L’épousée s’exécute sous les yeux médusés de l’époux et du camp ! il pleut à verse ! elle plonge en apnée ! tout le monde retient sa respiration ! plus ou moins longtemps ! il y a ceux qui y croient ! ceux qui n’y croient pas ! elle réapparaît des minutes après !... tous reprennent leur souffle ! il fait soleil !

Baïkala – averse!... arc-en-ciel!... soleil!... je le répète ! la vie est comme un zèbre ! une bande noire !... une bande blanche !...

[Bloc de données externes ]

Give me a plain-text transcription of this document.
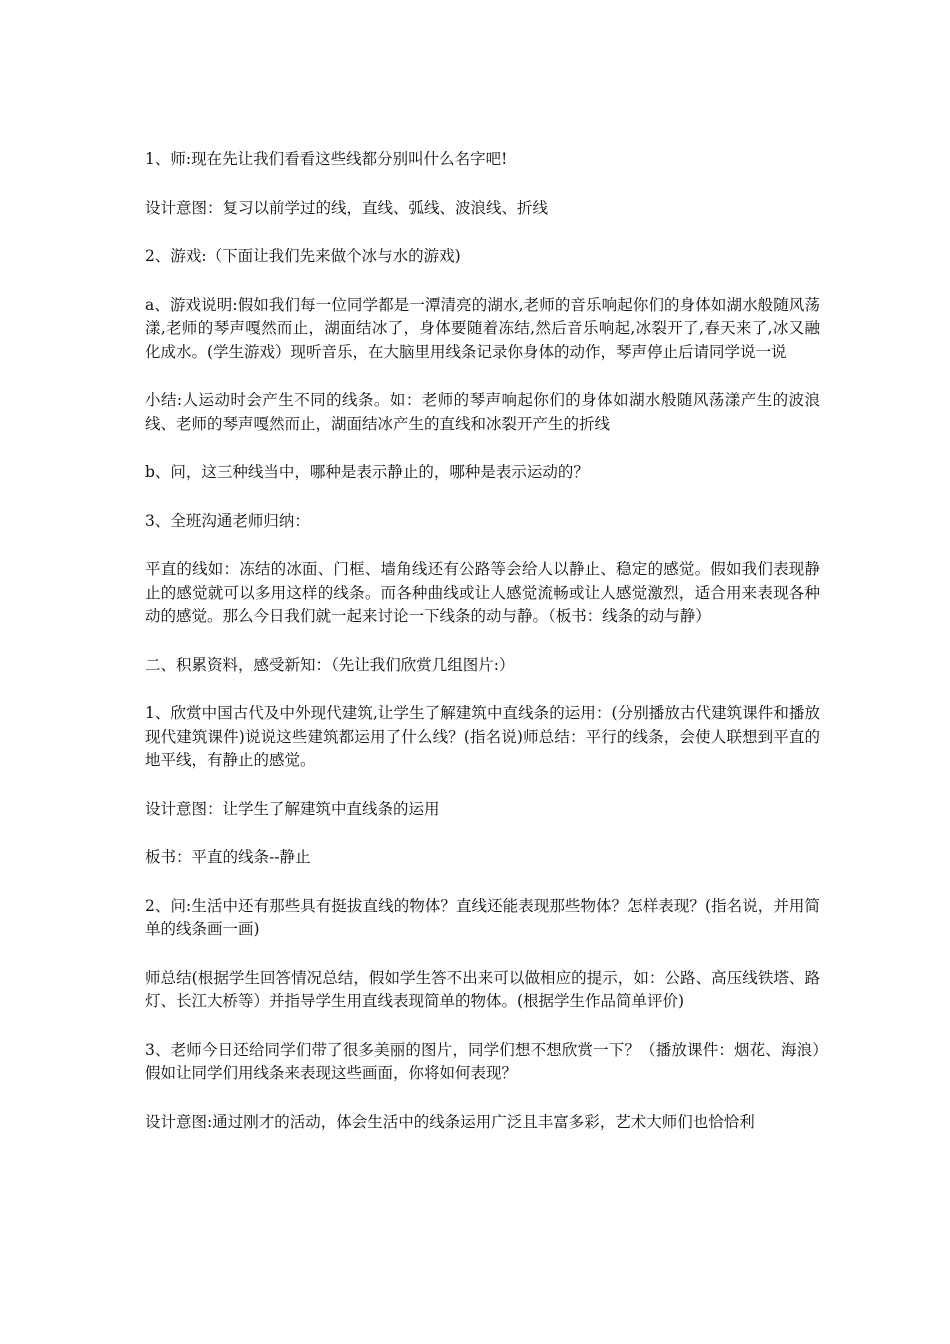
1、师:现在先让我们看看这些线都分别叫什么名字吧!

设计意图：复习以前学过的线，直线、弧线、波浪线、折线

2、游戏:（下面让我们先来做个冰与水的游戏)

a、游戏说明:假如我们每一位同学都是一潭清亮的湖水,老师的音乐响起你们的身体如湖水般随风荡漾,老师的琴声嘎然而止，湖面结冰了，身体要随着冻结,然后音乐响起,冰裂开了,春天来了,冰又融化成水。(学生游戏）现听音乐，在大脑里用线条记录你身体的动作，琴声停止后请同学说一说

小结:人运动时会产生不同的线条。如：老师的琴声响起你们的身体如湖水般随风荡漾产生的波浪线、老师的琴声嘎然而止，湖面结冰产生的直线和冰裂开产生的折线

b、问，这三种线当中，哪种是表示静止的，哪种是表示运动的？

3、全班沟通老师归纳：

平直的线如：冻结的冰面、门框、墙角线还有公路等会给人以静止、稳定的感觉。假如我们表现静止的感觉就可以多用这样的线条。而各种曲线或让人感觉流畅或让人感觉激烈，适合用来表现各种动的感觉。那么今日我们就一起来讨论一下线条的动与静。（板书：线条的动与静）

二、积累资料，感受新知：（先让我们欣赏几组图片:）

1、欣赏中国古代及中外现代建筑,让学生了解建筑中直线条的运用：(分别播放古代建筑课件和播放现代建筑课件)说说这些建筑都运用了什么线？(指名说)师总结：平行的线条，会使人联想到平直的地平线，有静止的感觉。

设计意图：让学生了解建筑中直线条的运用

板书：平直的线条--静止

2、问:生活中还有那些具有挺拔直线的物体？直线还能表现那些物体？怎样表现？(指名说，并用简单的线条画一画)

师总结(根据学生回答情况总结，假如学生答不出来可以做相应的提示，如：公路、高压线铁塔、路灯、长江大桥等）并指导学生用直线表现简单的物体。(根据学生作品简单评价)

3、老师今日还给同学们带了很多美丽的图片，同学们想不想欣赏一下？（播放课件：烟花、海浪）假如让同学们用线条来表现这些画面，你将如何表现？

设计意图:通过刚才的活动，体会生活中的线条运用广泛且丰富多彩，艺术大师们也恰恰利
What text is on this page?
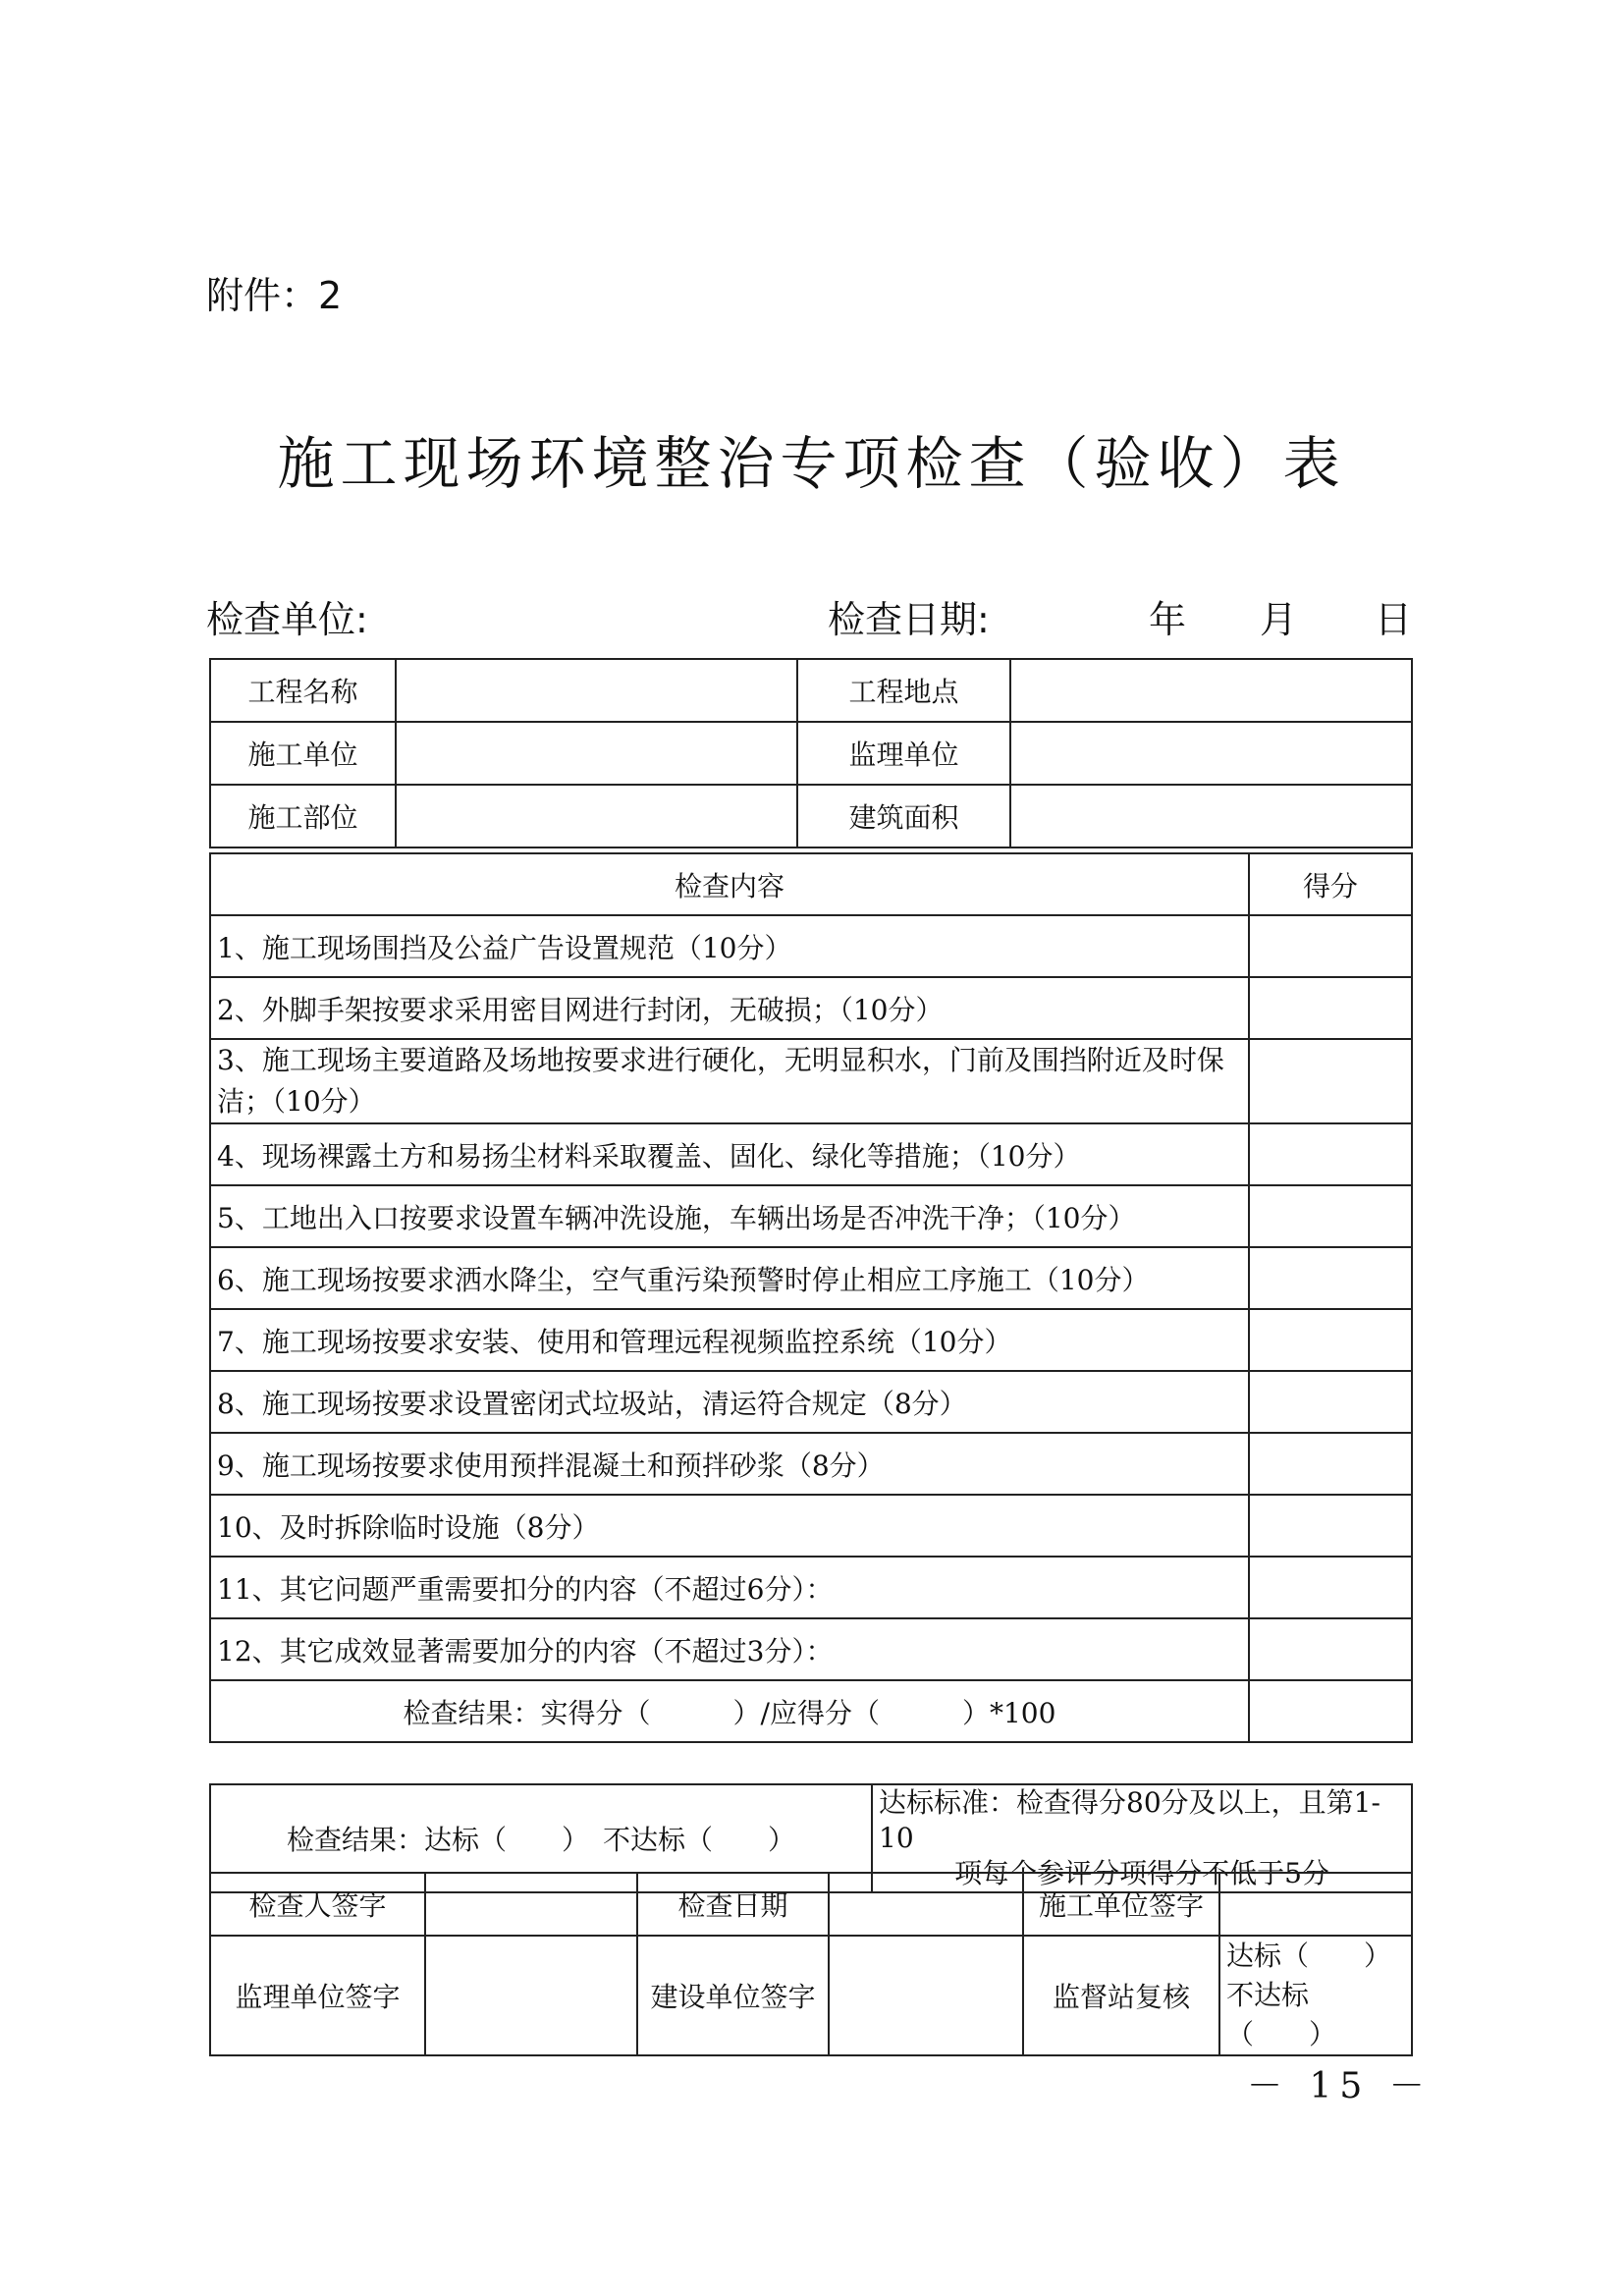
附件：2
施工现场环境整治专项检查（验收）表
检查单位:	检查日期:	年 月 日
工程名称		工程地点	
施工单位		监理单位	
施工部位		建筑面积	
检查内容	得分
1、施工现场围挡及公益广告设置规范（10分）	
2、外脚手架按要求采用密目网进行封闭，无破损；（10分）	
3、施工现场主要道路及场地按要求进行硬化，无明显积水，门前及围挡附近及时保洁；（10分）	
4、现场裸露土方和易扬尘材料采取覆盖、固化、绿化等措施；（10分）	
5、工地出入口按要求设置车辆冲洗设施，车辆出场是否冲洗干净；（10分）	
6、施工现场按要求洒水降尘，空气重污染预警时停止相应工序施工（10分）	
7、施工现场按要求安装、使用和管理远程视频监控系统（10分）	
8、施工现场按要求设置密闭式垃圾站，清运符合规定（8分）	
9、施工现场按要求使用预拌混凝土和预拌砂浆（8分）	
10、及时拆除临时设施（8分）	
11、其它问题严重需要扣分的内容（不超过6分）：	
12、其它成效显著需要加分的内容（不超过3分）：	
检查结果：实得分（　　　）/应得分（　　　）*100	
检查结果：达标（　　）　不达标（　　）	达标标准：检查得分80分及以上，且第1-10
项每个参评分项得分不低于5分
检查人签字		检查日期		施工单位签字	
监理单位签字		建设单位签字		监督站复核	达标（　　）
不达标（　　）
－ 15 －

Koulbertichova – мадам, да вы шаманка ! мир это ваши крылья ! ваше оружие, любовь ! вы прошли ужасные испытания ! ужасные испытания ждут вас ! используйте вашу способность останавливать дыхание ! вырвите с корнем из вашего нутра желание пропасть ! если вы

Baïkala (traduisant) – vous êtes une chamane ! la paix est votre aile ! votre arme, l’amour ! vous avez traversé des épreuves terribles! des épreuves terribles vous attendent ! utilisez votre maîtrise de l’apnée ! extirpez de votre ventre les désirs de vous sortir de la vie ! je vous accompagne ! Ouvrez la bouche, gardez, mélangez et avalez ! (Koulbertichova crache une mixture dans la bouche de l’épousée qui s’exécute sans dégoût ; réactions partagées des autres)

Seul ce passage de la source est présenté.